Tuesday, January 15, 2013

Brooklyn Expression

My cousin, Kamau Bobb posted this article on his blog from the New York Times that suggests that poor black children in Brooklyn face a 32 million word deficit by the time they are 4 years old. We have to do better as a community.

Brooklyn Expression

A recent article in the New York Times, Before a Test, A Poverty of Words, suggested that poor black children in Brooklyn face a 32 million word deficit by the time they are 4 years old.  They have been exposed to, heard, used, read, expressed, 32 million words less than their more middle class counterparts in their first 1,500 days.  That is a deficit of nearly 20,000 words per day.  What does that mean, to have thousands of young people who can't express themselves?

The article went on to offer grim statistics for black students and their academic futures.
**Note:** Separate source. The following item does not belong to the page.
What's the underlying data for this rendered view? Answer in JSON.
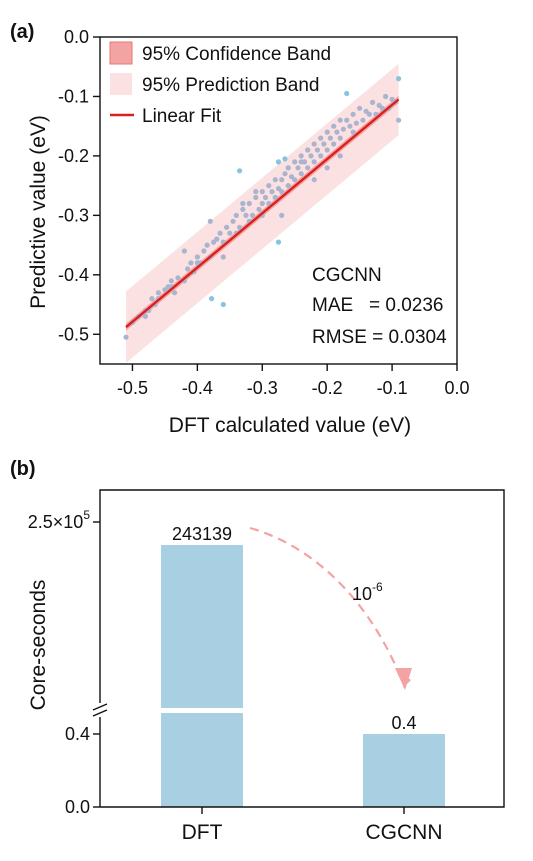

At Stuyvesant High School, the premier public high school in New York City, only 19 black students were admitted into the freshman class of 967 students this fall.  In New York City, where there are approximately 3.5 million black people, only nineteen black fourteen year olds qualified to get into the city's top school.  The implications of that are staggering. Unfortunately, it is not surprising. Also in New York, only 28 percent of black boys even graduate from high school.  That is not to mention that only 10 percent of all black boys in the entire city are proficient in mathematics in the 8th grade.  I would venture a guess that of the 19 black freshmen admitted to Stuy, twelve or more are female.

But what of these young people's inability to express themselves?  Language is our partner for living.  It is the vehicle by which we give life to our interpretations of the world.  The words we use and the manner in which we use them is an essential part of our identities as individuals. For young people not to have access to the words of their native language is an imprisonment. They are forced to experience life without a critical partner that is a portal to meaning and nuance. Language is necessary for them to be able to build friendships and deep relationships - to ask the questions they really want answers to in class. In the school space, students' inability to express their sense of isolation, their frustration with their circumstances, the humiliation of not being able to fully comprehend the words in transit about them, is an abuse.

The focus of national education has turned to STEM fields - Science, Technology, Engineering and Mathematics.  The country, as most states, has determined that without STEM education, the future of the United States as we know it is doomed.  Perhaps, but if we don't arm these children in Brooklyn and elsewhere with language, the meaning of the United States will be lost anyway.  No one will be able to express it.